Today, many of us were shocked by the news that Angelina Jolie and Brad Pitt are divorcing. Obviously, the news has led to massive speculation about their relationship, but let’s take a moment to remember that Angelina Jolie has a lot more going on than divorce. Jolie is a human rights activist, Special Envoy to the United Nations High Commissioner for Refugees (UNHCR), a visiting professor at the London School of Economics, an actress, and a filmmaker in her own right. Although it’s only natural for people to be focusing on the bombshell announcement that Jolie and Pitt are separating after more than a decade together, here’s a taste of what’s going on in the rest of Jolie’s life:
After serving as a Goodwill Ambassador for the UNHCR (the UN agency that supports refugees) for more than 10 years, Jolie was appointed as a Special Envoy for the UNHCR in 2012. (UN Dispatch points out that, in this role, Jolie is not a celebrity spokesperson; she is a “full fledged diplomat.”) As Special Envoy, she has gone on more than 15 field missions in support of refugees all over the world. Only this month, she spent three days in Jordan to meet with Syrian refugees and ask international leaders to end the conflict in Syria. “The gulf between our responsibilities and our actions has never been so wide,” she remarked in a press statement on September 9.
In March, Jolie visited Lebanon and Greece to discuss how to handle the influx of refugees from countries including Syria, Afghanistan, and Somalia. She told People, “We need to get on top of this chaotic situation, working to end the conflicts that are creating refugees and ensuring that countries like Greece and Turkey have the means to identify and assist people with a genuine claim for asylum and take the necessary steps urgently to improve their asylum systems.”

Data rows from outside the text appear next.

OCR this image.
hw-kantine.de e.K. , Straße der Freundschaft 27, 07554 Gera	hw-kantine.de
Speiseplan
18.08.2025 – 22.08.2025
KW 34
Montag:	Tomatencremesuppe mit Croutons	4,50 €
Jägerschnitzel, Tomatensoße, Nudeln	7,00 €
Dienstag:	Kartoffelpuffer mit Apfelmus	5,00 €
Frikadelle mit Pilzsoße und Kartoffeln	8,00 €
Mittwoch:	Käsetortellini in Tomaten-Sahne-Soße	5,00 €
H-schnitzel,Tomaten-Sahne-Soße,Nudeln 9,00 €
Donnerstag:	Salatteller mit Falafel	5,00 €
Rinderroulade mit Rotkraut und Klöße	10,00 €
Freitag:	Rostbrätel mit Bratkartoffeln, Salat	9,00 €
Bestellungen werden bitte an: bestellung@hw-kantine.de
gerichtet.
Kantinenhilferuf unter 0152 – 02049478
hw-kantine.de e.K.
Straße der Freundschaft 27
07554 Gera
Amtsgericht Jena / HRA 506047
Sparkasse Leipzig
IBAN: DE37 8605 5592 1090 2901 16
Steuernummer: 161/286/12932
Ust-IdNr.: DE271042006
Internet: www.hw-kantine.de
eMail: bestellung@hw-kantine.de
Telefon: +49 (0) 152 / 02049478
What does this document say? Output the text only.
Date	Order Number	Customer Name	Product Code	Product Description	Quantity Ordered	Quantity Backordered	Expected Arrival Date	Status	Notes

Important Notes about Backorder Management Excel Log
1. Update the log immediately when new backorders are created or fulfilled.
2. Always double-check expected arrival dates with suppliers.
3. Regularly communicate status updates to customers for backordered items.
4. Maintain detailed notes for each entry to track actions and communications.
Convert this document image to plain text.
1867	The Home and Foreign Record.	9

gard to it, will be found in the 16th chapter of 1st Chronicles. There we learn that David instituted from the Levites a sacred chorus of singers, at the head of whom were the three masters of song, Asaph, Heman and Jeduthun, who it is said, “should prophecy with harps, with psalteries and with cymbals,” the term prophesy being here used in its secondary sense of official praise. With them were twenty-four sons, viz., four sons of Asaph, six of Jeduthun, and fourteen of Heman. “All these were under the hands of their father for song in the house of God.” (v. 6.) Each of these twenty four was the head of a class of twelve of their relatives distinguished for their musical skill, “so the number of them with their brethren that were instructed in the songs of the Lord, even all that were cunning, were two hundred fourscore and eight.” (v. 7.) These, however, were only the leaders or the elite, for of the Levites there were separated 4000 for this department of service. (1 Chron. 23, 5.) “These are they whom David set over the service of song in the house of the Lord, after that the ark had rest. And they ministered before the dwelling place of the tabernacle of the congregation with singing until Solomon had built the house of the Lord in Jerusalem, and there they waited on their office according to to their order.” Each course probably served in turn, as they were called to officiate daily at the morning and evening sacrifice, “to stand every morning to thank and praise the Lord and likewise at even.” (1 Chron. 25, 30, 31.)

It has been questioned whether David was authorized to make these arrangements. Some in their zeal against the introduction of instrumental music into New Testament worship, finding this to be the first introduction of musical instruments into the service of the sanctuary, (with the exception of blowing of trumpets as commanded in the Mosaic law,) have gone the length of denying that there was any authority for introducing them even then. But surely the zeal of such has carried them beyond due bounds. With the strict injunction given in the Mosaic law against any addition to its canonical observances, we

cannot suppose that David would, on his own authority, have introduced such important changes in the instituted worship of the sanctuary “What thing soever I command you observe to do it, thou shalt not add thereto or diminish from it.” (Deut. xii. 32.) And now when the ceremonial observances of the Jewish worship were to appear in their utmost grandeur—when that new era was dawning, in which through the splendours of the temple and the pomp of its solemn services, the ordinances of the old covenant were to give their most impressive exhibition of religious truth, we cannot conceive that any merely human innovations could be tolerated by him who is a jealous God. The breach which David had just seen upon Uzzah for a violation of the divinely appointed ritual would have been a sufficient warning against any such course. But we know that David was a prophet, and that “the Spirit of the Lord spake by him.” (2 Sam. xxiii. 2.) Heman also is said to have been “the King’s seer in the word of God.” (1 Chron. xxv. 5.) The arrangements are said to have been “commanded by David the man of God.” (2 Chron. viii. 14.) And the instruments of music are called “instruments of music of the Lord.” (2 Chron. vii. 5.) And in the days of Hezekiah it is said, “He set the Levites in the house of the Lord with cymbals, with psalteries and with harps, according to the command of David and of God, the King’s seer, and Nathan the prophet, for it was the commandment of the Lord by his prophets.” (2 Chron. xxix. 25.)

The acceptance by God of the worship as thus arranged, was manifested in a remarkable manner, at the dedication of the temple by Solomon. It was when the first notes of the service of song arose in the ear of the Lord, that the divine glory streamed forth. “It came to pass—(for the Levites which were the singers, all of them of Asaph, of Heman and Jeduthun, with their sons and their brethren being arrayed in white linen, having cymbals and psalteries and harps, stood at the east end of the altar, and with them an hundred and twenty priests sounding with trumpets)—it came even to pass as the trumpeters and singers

Jolie has also taken on the title of “Visiting Professor.” In May, she joined the London School of Economics to co-teach a master’s program on “women, peace and security,” alongside former British foreign secretary, William Hague. “[I]t is vital that we broaden the discussion on how to advance women's rights and end impunity for crimes that disproportionately affect women, such as sexual violence in conflict,” Jolie said in a statement (via People).
Amid her work as a humanitarian and educator, Jolie continues to be involved in the film industry. Although she seems to be taking fewer acting roles, she has recently wrapped up directing her fifth film, First They Killed My Father: A Daughter of Cambodia, for which she also co-wrote the script. The film, to be released on Netflix in the fall of 2016, is based on a memoir of the same title by Loung Ung. In the book, Ung recounts growing up as a child soldier in Cambodia under the Khmer Rouge.
Jolie clearly has a lot to keep her busy in the coming months. Although a divorce is always a painful, stressful time, I think it’s safe to assume that Angelina Jolie still has many great things ahead of her.